Dengan malas, Mira mengangkat panggilan tersebut, pasti kakak iparnya itu mau marah-marah padanya karena ikut Prima ke Surabaya.
"Halo, assalamualaikum," jawab Mira.
"Waalaikumsalam," jawab Nia ketus, "Ngapain sih kamu harus ikut Prima ke Surabaya?" tanya Nia.
"Mbak Nia kan sudah tahu kalau saya ini dilarang jualan lagi, dari pada di rumah saya gak ngapa-ngapain, mending saya ngurusin mas Prima di sini, mbak," jelas Mira.

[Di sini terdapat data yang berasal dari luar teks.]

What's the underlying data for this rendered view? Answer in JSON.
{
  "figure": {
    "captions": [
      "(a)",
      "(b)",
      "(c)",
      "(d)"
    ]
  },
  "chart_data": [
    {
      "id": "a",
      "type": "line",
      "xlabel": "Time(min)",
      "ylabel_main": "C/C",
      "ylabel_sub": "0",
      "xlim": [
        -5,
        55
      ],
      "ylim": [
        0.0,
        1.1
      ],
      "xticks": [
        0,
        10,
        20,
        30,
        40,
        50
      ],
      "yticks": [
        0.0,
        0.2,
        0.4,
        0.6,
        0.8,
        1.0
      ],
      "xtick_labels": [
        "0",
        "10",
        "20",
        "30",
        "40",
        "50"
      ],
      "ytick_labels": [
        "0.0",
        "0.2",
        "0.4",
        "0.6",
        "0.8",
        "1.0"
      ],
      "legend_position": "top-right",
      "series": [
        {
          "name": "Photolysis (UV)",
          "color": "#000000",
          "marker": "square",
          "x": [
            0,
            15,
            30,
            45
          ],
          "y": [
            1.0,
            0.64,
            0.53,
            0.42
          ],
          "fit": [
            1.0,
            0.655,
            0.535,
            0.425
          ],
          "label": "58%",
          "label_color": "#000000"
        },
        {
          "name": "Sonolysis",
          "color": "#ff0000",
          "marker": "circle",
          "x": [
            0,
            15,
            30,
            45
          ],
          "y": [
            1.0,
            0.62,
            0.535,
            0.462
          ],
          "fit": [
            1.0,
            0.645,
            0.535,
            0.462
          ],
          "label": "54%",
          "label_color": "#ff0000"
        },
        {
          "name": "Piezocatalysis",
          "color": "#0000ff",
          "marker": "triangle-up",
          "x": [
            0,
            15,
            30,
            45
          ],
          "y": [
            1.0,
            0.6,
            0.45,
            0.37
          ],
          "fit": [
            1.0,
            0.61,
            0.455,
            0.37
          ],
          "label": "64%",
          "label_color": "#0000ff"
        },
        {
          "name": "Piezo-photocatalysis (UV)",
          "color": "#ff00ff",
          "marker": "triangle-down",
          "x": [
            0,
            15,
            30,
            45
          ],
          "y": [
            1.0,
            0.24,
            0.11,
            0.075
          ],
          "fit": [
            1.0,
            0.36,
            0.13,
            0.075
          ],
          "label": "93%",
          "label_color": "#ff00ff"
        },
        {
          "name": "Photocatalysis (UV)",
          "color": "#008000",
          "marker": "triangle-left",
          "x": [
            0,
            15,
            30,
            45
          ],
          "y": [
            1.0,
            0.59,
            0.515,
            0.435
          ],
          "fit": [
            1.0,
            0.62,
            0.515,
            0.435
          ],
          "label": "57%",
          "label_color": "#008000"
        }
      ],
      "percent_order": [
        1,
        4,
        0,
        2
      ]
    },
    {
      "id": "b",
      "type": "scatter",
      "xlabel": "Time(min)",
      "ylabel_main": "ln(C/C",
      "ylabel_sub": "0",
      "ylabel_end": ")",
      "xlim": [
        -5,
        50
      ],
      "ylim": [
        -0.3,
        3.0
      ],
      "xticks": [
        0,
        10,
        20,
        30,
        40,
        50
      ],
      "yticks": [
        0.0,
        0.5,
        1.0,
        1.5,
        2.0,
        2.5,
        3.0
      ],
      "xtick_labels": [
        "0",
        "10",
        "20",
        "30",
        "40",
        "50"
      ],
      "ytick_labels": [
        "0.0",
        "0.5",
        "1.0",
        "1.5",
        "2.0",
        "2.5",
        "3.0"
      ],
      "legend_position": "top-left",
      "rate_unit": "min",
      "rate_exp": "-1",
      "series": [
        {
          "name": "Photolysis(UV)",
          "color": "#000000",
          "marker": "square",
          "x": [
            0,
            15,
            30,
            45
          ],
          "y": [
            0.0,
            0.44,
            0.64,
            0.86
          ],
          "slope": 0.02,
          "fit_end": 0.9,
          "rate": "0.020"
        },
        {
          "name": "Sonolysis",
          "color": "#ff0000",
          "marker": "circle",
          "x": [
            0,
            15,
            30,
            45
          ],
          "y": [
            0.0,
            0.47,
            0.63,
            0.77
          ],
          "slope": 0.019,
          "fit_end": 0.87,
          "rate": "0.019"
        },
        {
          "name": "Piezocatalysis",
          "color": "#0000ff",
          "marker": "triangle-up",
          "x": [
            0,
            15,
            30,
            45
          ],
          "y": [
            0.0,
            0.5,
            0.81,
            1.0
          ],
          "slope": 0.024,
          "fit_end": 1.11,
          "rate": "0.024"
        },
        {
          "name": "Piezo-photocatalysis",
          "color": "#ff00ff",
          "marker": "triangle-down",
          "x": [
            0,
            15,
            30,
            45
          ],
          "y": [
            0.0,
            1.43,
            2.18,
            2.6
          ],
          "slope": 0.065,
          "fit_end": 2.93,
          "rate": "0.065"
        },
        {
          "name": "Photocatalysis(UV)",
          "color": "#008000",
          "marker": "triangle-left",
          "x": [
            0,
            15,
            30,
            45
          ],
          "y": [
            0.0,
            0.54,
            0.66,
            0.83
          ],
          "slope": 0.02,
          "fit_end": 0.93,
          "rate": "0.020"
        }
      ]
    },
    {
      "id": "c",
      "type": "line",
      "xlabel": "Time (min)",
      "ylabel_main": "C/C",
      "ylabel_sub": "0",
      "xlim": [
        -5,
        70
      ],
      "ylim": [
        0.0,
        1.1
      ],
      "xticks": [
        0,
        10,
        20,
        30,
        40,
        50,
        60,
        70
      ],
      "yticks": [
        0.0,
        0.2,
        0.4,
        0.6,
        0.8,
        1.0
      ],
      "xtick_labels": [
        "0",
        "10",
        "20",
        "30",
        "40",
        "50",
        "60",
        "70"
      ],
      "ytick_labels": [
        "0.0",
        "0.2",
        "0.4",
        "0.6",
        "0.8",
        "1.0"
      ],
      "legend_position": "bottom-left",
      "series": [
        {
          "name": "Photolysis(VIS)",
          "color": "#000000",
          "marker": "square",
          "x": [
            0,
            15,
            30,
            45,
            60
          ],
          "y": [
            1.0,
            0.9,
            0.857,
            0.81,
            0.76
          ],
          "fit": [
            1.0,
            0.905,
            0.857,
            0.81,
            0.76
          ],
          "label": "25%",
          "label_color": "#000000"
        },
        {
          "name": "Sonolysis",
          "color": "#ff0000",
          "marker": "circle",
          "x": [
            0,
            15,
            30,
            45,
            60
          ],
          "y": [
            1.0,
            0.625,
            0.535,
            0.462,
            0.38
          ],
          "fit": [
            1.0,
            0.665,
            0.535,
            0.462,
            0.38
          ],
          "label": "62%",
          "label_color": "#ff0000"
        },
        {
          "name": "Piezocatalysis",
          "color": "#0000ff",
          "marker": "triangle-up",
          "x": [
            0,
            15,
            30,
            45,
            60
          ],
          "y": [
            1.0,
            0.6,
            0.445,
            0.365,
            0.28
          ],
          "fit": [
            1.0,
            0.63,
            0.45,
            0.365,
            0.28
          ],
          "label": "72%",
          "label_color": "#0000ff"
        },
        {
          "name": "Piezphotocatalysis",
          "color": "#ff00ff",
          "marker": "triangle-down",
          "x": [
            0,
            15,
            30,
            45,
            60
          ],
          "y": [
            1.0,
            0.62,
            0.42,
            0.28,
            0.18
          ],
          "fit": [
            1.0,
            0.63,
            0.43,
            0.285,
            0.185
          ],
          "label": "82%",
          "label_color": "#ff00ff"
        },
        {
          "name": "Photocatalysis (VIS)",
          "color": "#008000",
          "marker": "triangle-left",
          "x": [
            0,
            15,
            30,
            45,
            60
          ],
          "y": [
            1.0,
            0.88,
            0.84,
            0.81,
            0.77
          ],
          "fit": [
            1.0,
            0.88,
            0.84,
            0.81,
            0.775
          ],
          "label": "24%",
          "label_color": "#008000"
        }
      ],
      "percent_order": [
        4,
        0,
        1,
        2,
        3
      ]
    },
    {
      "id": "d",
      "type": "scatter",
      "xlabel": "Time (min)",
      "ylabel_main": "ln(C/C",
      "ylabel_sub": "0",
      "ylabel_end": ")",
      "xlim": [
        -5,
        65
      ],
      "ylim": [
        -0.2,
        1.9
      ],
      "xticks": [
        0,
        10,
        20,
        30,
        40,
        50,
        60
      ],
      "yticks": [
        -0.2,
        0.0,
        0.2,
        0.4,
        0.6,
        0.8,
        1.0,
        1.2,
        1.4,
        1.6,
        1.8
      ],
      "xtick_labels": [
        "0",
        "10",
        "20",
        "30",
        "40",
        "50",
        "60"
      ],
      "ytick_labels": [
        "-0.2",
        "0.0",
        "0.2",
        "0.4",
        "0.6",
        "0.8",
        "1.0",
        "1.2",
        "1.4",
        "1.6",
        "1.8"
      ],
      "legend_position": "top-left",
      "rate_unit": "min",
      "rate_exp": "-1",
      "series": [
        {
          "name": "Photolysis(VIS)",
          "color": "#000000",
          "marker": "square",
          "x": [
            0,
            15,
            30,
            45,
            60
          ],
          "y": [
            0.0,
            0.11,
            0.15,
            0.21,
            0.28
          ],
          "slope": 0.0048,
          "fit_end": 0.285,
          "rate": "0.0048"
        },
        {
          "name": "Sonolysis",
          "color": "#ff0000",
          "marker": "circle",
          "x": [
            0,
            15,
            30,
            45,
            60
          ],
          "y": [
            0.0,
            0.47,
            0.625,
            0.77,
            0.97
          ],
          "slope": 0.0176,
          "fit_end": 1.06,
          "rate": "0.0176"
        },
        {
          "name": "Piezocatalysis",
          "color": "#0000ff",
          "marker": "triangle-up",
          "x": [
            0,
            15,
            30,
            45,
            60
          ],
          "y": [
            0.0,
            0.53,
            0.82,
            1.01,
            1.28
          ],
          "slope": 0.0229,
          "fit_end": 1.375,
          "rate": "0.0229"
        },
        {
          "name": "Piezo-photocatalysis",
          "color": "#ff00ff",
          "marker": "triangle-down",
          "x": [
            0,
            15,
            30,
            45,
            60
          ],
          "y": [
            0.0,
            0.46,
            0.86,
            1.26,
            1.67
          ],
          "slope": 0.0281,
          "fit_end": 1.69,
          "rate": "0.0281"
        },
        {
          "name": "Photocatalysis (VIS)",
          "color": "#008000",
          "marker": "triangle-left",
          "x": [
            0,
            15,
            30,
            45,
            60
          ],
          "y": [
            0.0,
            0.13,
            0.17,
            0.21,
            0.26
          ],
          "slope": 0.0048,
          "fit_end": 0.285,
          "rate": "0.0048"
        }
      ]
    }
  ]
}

"Terus yang jagain anakku, siapa?" pertanyaan dari Nia itu membuat Mira heran, terkadang Mira tak mengerti kenapa Nia suka menitipkan anak-anaknya padanya padahal ia sendiri tak melakukan apapun di rumahnya.
"Kalau mbak Nia sibuk, bisa dititipkan ke ibu sebentar, kan, mbak?" jawab Mira lembut, ia masih menahan diri agar tak menimbulkan kebencian yang konon kata orang-orang jaman dulu bisa membuat calon jabang bayi memiliki paras yang mirip dengan orang yang dibenci. Meski itu hanya mitos, tetap saja Mira berhati-hati saat menjalani masa kehamilan ini.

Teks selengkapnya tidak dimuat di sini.